Additionally, other researchers have tried, and failed, to achieve incorporation of nucleotides with the dye attached to the 3' position. "The active site, where nucleotides bind, is really crowded and it's too difficult to incorporate them when you have a bulky group," Metzker said.
"They don't even show they're getting base-specific incorporation," he added, and instead "just kind of conclude they're getting long reads."
In response to Metzker's criticisms, Tsai and Lee suggested that they're aware of these issues and that their data back up their claims.
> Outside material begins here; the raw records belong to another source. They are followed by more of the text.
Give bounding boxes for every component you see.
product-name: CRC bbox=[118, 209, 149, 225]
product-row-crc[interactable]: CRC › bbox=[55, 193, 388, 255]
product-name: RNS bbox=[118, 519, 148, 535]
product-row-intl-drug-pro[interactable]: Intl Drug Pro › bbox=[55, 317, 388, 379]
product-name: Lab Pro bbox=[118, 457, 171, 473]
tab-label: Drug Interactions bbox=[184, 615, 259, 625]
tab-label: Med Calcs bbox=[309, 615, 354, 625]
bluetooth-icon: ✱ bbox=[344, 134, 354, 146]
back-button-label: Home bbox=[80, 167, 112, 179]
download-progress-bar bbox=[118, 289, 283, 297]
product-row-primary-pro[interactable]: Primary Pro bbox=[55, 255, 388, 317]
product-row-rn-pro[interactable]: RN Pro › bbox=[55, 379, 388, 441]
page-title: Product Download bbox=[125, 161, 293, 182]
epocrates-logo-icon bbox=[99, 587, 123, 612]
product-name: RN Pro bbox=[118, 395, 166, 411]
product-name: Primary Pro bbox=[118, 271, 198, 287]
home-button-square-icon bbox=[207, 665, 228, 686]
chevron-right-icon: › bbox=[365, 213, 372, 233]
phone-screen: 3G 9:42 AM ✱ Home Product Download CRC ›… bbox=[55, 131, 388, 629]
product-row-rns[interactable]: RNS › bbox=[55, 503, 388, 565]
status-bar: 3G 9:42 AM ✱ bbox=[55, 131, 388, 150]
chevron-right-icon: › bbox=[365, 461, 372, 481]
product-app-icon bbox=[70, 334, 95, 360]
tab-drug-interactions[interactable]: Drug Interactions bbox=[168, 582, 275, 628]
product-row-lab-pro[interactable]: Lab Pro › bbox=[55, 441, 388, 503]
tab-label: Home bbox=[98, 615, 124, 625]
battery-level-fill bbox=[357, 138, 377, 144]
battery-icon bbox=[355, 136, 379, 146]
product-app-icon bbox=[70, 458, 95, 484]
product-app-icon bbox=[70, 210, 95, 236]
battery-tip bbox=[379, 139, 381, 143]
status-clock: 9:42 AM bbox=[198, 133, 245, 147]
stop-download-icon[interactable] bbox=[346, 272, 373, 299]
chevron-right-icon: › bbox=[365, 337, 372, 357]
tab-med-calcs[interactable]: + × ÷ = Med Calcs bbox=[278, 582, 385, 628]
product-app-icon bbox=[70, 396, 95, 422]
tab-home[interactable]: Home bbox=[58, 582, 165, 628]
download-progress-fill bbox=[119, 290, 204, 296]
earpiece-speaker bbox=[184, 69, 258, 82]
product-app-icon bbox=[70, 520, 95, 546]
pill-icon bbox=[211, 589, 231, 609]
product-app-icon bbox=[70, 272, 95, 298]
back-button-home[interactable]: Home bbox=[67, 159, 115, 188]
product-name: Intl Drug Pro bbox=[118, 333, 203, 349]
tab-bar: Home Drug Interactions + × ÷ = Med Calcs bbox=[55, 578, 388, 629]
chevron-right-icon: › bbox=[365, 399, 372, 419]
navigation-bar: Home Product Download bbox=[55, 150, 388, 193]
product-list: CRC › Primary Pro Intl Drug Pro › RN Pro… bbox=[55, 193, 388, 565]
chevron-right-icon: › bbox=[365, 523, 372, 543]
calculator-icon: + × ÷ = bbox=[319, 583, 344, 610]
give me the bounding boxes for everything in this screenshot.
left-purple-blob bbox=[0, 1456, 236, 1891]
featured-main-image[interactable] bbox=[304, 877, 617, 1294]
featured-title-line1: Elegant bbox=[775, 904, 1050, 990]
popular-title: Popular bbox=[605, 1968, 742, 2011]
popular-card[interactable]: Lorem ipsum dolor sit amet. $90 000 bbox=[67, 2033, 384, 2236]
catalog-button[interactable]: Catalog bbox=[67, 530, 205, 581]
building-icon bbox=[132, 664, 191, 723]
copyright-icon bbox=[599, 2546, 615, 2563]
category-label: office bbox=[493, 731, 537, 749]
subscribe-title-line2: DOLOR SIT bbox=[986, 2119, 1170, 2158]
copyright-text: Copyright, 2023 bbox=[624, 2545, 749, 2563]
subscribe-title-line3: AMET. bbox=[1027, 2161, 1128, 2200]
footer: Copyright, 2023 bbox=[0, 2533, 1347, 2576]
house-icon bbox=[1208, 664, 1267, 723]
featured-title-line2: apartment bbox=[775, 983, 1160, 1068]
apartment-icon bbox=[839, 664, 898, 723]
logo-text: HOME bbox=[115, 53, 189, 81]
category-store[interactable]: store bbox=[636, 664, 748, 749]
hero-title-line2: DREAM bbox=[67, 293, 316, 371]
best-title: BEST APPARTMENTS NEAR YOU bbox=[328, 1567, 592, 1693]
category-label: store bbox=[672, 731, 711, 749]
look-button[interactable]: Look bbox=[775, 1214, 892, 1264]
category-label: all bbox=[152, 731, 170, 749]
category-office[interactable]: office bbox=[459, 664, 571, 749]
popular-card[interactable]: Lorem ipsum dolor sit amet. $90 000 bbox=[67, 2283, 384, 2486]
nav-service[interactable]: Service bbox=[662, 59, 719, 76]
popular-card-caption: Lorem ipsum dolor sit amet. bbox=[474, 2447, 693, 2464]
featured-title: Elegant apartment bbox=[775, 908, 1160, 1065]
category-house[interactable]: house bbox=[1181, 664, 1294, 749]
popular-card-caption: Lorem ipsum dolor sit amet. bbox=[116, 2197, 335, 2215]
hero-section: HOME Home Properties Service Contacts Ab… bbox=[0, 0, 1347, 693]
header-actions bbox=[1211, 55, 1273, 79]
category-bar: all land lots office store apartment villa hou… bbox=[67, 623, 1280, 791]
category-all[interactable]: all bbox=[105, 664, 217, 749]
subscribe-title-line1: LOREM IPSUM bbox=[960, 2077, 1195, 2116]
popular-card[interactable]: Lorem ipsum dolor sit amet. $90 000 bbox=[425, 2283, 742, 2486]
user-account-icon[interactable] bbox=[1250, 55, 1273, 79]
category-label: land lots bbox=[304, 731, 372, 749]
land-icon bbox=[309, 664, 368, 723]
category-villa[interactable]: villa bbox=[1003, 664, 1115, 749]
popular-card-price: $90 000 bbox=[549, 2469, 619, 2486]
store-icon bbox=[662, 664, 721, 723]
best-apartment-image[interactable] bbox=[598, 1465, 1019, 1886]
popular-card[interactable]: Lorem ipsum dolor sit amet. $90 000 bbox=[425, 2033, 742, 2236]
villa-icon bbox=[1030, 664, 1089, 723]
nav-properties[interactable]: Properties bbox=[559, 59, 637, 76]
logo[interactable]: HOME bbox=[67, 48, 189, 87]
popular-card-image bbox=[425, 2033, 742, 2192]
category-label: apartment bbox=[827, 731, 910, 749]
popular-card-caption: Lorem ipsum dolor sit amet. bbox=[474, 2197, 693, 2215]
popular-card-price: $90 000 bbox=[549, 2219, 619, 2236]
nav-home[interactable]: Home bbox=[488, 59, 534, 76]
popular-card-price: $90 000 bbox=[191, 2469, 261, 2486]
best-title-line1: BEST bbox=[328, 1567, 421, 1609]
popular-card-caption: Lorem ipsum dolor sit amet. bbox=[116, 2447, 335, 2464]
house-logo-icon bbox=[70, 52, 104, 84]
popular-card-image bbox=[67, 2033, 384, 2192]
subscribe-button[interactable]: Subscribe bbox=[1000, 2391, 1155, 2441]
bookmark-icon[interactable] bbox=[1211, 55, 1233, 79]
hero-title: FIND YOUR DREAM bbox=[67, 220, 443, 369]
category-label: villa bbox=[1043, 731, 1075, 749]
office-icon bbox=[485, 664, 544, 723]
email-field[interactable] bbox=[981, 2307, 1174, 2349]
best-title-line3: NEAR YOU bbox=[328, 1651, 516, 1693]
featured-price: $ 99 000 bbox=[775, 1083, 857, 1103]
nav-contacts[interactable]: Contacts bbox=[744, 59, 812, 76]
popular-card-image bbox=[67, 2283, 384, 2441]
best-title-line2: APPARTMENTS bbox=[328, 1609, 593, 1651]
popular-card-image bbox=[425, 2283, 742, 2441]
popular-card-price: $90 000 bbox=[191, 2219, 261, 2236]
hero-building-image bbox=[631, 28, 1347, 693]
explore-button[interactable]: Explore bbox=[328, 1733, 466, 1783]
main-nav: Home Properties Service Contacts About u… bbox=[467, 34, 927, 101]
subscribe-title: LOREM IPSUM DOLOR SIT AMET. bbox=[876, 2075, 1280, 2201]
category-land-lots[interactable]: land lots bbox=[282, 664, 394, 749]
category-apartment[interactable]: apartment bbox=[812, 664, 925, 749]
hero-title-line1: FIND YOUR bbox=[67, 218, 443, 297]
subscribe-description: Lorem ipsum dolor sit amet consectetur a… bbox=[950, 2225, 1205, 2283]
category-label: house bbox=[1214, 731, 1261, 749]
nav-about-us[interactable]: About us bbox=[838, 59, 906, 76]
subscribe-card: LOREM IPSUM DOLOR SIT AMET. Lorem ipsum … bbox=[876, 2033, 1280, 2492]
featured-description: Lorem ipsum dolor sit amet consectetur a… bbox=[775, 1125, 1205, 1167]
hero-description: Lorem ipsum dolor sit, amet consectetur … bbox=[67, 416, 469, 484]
"We have used both mass spectrometry and X-ray crystallography to show that contamination was not an issue in the first couple of cycles," Tsai said.
He also acknowledged that the team used the same dye for all the different nucleotide analogs, instead of a different dye for each one. "This will be an important next step, but only one of many important steps that remain to be optimized before commercialization," he said. "The reason we did not use different fluorophores for each [nucleotide analog] is due to sample availability, not a technical issue. A more important issue in terms of proof of concept is the error rate, which is reasonably good in our system."
Lastly, Metzker noted that the incorporation rate was slow, which would make the entire platform slow compared to other single-molecule platforms, for example from Pacific Biosciences and Oxford Nanopore Technologies. The read length, even at 1,000 base pairs, would also pale in comparison to reads from those other platforms.
Lee suggested that Personal Genomics, if successful, would be cheaper than PacBio. But most often, he compared the technology he's working on to Illumina's.
Meantime, Personal Genomics continues to search for the right combination of chemistry and hardware. Lee said the firm is gearing up for a product demonstration "maybe sometime in the first half of next year."